A local animal-rights organization staged a protest Sunday at the west-end zoo to demand the city convene a panel of experts to examine Lucy the Asian elephant and reassess whether it's safe enough to move her. The group says elephants are social by nature and shouldn't be kept alone or live in a climate like Edmonton's.
"I'd like to ask city council to look to Toronto," said Stacie Leppky, a board member with Voice for Animals Humane Society. "Everyone in Canada is moving their elephants and they need to step up and do something," At the beginning of September, the Calgary Zoo transported its one male elephant to a zoo in Florida and plan to move its three female elephants to a zoo in Washington, D.C. this spring.City of Edmonton spokesman Jason Darrah said Lucy has respiratory problems that make it difficult for her to breathe when she's in stressful situations, and moving her would exacerbate that.
"Based on third-party scientific review and veterinary care, we have been advised that Lucy is well adjusted and has some manageable health issues, however moving her would cause her serious health risks and would likely kill her," Darrah said Sunday.

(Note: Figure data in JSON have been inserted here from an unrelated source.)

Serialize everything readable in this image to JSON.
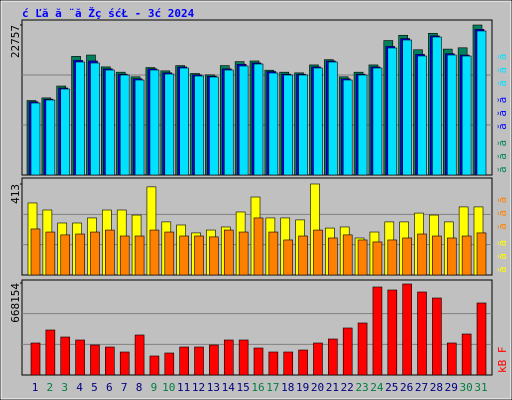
{
  "chart_data": [
    {
      "type": "bar",
      "title": "ć Ľă  ă ¨ă Žç śćŁ  - 3ć   2024",
      "ylim": [
        0,
        22757
      ],
      "yticks": [
        22757
      ],
      "series": [
        {
          "name": "ă ă ă",
          "color": "#00805c",
          "values": [
            11300,
            11700,
            13500,
            18000,
            18200,
            16400,
            15600,
            14900,
            16300,
            15800,
            16600,
            15400,
            15200,
            16600,
            17200,
            17300,
            15900,
            15600,
            15500,
            16700,
            17500,
            14900,
            15600,
            16700,
            20400,
            21200,
            19000,
            21500,
            19100,
            19300,
            22757
          ]
        },
        {
          "name": "ă ă ă",
          "color": "#0000ff",
          "values": [
            11100,
            11500,
            13200,
            17400,
            17300,
            16100,
            15300,
            14600,
            16100,
            15500,
            16400,
            15200,
            15000,
            16100,
            16800,
            17000,
            15700,
            15300,
            15300,
            16400,
            17300,
            14600,
            15300,
            16400,
            19500,
            20700,
            18300,
            21100,
            18400,
            18200,
            22100
          ]
        },
        {
          "name": "ă ă ă",
          "color": "#00e0ff",
          "values": [
            10923,
            11379,
            13047,
            17144,
            16992,
            15930,
            15171,
            14413,
            15930,
            15323,
            16233,
            15020,
            14868,
            15930,
            16537,
            16840,
            15475,
            15171,
            15171,
            16233,
            17144,
            14413,
            15171,
            16233,
            19268,
            20481,
            18054,
            20937,
            18206,
            18054,
            21847
          ]
        }
      ]
    },
    {
      "type": "bar",
      "ylim": [
        0,
        413
      ],
      "yticks": [
        413
      ],
      "series": [
        {
          "name": "ă ă ă",
          "color": "#ffff00",
          "values": [
            327,
            295,
            236,
            236,
            259,
            295,
            295,
            272,
            400,
            241,
            227,
            191,
            204,
            218,
            286,
            354,
            259,
            259,
            250,
            413,
            213,
            218,
            168,
            195,
            241,
            241,
            281,
            272,
            241,
            309,
            309
          ]
        },
        {
          "name": "ă ă ă",
          "color": "#ff8000",
          "values": [
            209,
            195,
            182,
            186,
            195,
            204,
            177,
            177,
            204,
            195,
            177,
            177,
            173,
            204,
            195,
            259,
            195,
            159,
            177,
            204,
            168,
            182,
            159,
            150,
            159,
            168,
            186,
            177,
            168,
            177,
            191
          ]
        }
      ]
    },
    {
      "type": "bar",
      "ylim": [
        0,
        668154
      ],
      "yticks": [
        668154
      ],
      "categories": [
        "1",
        "2",
        "3",
        "4",
        "5",
        "6",
        "7",
        "8",
        "9",
        "10",
        "11",
        "12",
        "13",
        "14",
        "15",
        "16",
        "17",
        "18",
        "19",
        "20",
        "21",
        "22",
        "23",
        "24",
        "25",
        "26",
        "27",
        "28",
        "29",
        "30",
        "31"
      ],
      "category_colors": [
        "#000080",
        "#008040",
        "#008040",
        "#000080",
        "#000080",
        "#000080",
        "#000080",
        "#000080",
        "#008040",
        "#008040",
        "#000080",
        "#000080",
        "#000080",
        "#000080",
        "#000080",
        "#008040",
        "#008040",
        "#000080",
        "#000080",
        "#000080",
        "#000080",
        "#000080",
        "#008040",
        "#008040",
        "#000080",
        "#000080",
        "#000080",
        "#000080",
        "#000080",
        "#008040",
        "#008040"
      ],
      "series": [
        {
          "name": "kB F",
          "color": "#ff0000",
          "values": [
            232407,
            326826,
            275990,
            254197,
            217890,
            203364,
            167049,
            290520,
            138000,
            159786,
            203364,
            203364,
            217890,
            254197,
            254197,
            196101,
            167049,
            167049,
            181575,
            232407,
            261468,
            341361,
            377676,
            639144,
            617355,
            660933,
            602829,
            559251,
            232407,
            297783,
            522936
          ]
        }
      ]
    }
  ]
}
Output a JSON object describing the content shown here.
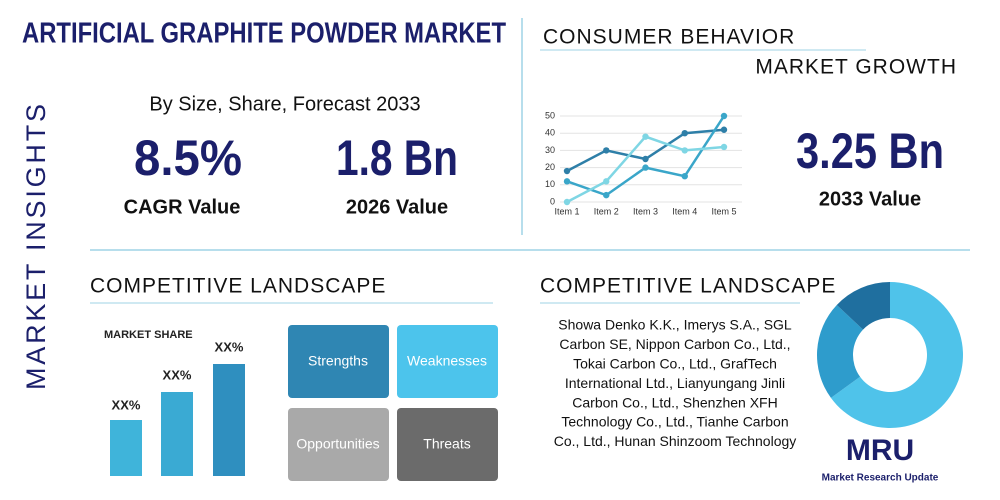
{
  "header": {
    "title": "ARTIFICIAL GRAPHITE POWDER MARKET",
    "side_label": "MARKET INSIGHTS",
    "subtitle": "By Size, Share, Forecast 2033"
  },
  "stats": [
    {
      "value": "8.5%",
      "label": "CAGR Value"
    },
    {
      "value": "1.8 Bn",
      "label": "2026 Value"
    },
    {
      "value": "3.25 Bn",
      "label": "2033 Value"
    }
  ],
  "consumer_behavior": {
    "title": "CONSUMER BEHAVIOR",
    "subtitle": "MARKET GROWTH"
  },
  "chart_data": [
    {
      "type": "line",
      "categories": [
        "Item 1",
        "Item 2",
        "Item 3",
        "Item 4",
        "Item 5"
      ],
      "series": [
        {
          "color": "#2e7fa8",
          "values": [
            18,
            30,
            25,
            40,
            42
          ]
        },
        {
          "color": "#3aa6c9",
          "values": [
            12,
            4,
            20,
            15,
            50
          ]
        },
        {
          "color": "#7fd6e4",
          "values": [
            0,
            12,
            38,
            30,
            32
          ]
        }
      ],
      "ylim": [
        0,
        50
      ],
      "yticks": [
        0,
        10,
        20,
        30,
        40,
        50
      ],
      "grid": true
    },
    {
      "type": "pie",
      "donut": true,
      "values": [
        65,
        22,
        13
      ],
      "colors": [
        "#4fc3ea",
        "#2e9ccc",
        "#1f6f9f"
      ]
    }
  ],
  "competitive_landscape": {
    "title": "COMPETITIVE LANDSCAPE",
    "market_share_label": "MARKET SHARE",
    "bar_labels": [
      "XX%",
      "XX%",
      "XX%"
    ],
    "swot": [
      "Strengths",
      "Weaknesses",
      "Opportunities",
      "Threats"
    ]
  },
  "companies": {
    "title": "COMPETITIVE LANDSCAPE",
    "lines": [
      "Showa Denko K.K., Imerys S.A., SGL",
      "Carbon SE, Nippon Carbon Co., Ltd.,",
      "Tokai Carbon Co., Ltd., GrafTech",
      "International Ltd., Lianyungang Jinli",
      "Carbon Co., Ltd., Shenzhen XFH",
      "Technology Co., Ltd., Tianhe Carbon",
      "Co., Ltd., Hunan Shinzoom Technology"
    ]
  },
  "logo": {
    "text": "MRU",
    "caption": "Market Research Update"
  }
}
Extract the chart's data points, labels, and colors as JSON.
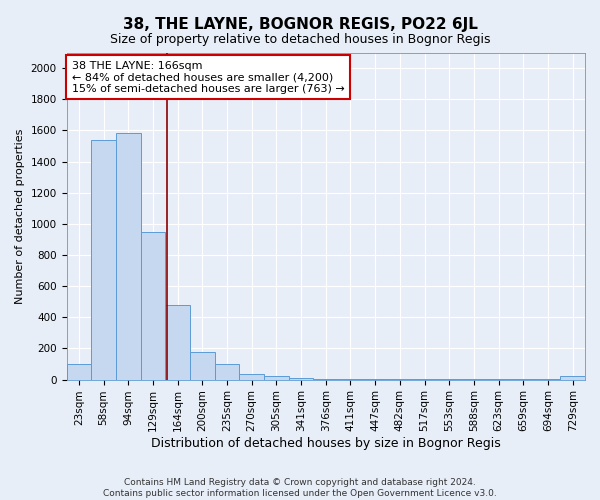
{
  "title": "38, THE LAYNE, BOGNOR REGIS, PO22 6JL",
  "subtitle": "Size of property relative to detached houses in Bognor Regis",
  "xlabel": "Distribution of detached houses by size in Bognor Regis",
  "ylabel": "Number of detached properties",
  "footer_line1": "Contains HM Land Registry data © Crown copyright and database right 2024.",
  "footer_line2": "Contains public sector information licensed under the Open Government Licence v3.0.",
  "bin_labels": [
    "23sqm",
    "58sqm",
    "94sqm",
    "129sqm",
    "164sqm",
    "200sqm",
    "235sqm",
    "270sqm",
    "305sqm",
    "341sqm",
    "376sqm",
    "411sqm",
    "447sqm",
    "482sqm",
    "517sqm",
    "553sqm",
    "588sqm",
    "623sqm",
    "659sqm",
    "694sqm",
    "729sqm"
  ],
  "bar_heights": [
    100,
    1540,
    1580,
    950,
    480,
    180,
    100,
    35,
    25,
    10,
    5,
    3,
    2,
    2,
    2,
    2,
    1,
    1,
    1,
    1,
    20
  ],
  "bar_color": "#C5D8F0",
  "bar_edge_color": "#5B9BD5",
  "annotation_text": "38 THE LAYNE: 166sqm\n← 84% of detached houses are smaller (4,200)\n15% of semi-detached houses are larger (763) →",
  "annotation_box_color": "white",
  "annotation_box_edge_color": "#CC0000",
  "vline_x": 3.57,
  "vline_color": "#8B0000",
  "ylim": [
    0,
    2100
  ],
  "yticks": [
    0,
    200,
    400,
    600,
    800,
    1000,
    1200,
    1400,
    1600,
    1800,
    2000
  ],
  "bg_color": "#E8EEF8",
  "grid_color": "#FFFFFF",
  "title_fontsize": 11,
  "subtitle_fontsize": 9,
  "ylabel_fontsize": 8,
  "xlabel_fontsize": 9,
  "tick_fontsize": 7.5,
  "annotation_fontsize": 8,
  "footer_fontsize": 6.5
}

Those visiting the zoo Sunday morning had to walk past about 30 protesters to get inside and were reluctant to talk about the issue. Protesters stood by holding signs with slogans such as Nightmare at the Zoo, Free Lucy and Boo Hoo Zoo.
Visitor Jessica Hogan said she believes that at 38, Lucy is too old to be moved. "She has to stay where she is. She has too many health issues."
Hazel Roy, who attends the zoo regularly, pondered how the protesters would respond should Lucy die during transport.
"How would everyone here feel? Would they blame the zoo?" Tove Reece, executive director of Voice for Animals Humane Society, responded to Roy's comment by saying, "If that should happen, I would say life here is worse."
While the group does not want any harm to come to Lucy, it challenges the findings of Dr. James Oosterhuis, the elephant expert the city hired in 2009 and 2012, who determined that moving Lucy would be life-threatening.
"If a group of experts came in and said it's too dangerous to move her, we'd back off," Reece said. "We don't want to send her to a certain death."
Darrah said as part of the zoo's ongoing care of all animals, "we regularly bring in other experts ... to support our veterinarian with his work."
The Valley Zoo doesn't plan on housing any more elephants after Lucy.
In 2007, a 25-year-old African elephant living at the Alaska Zoo in Anchorage was transferred to California after much debate.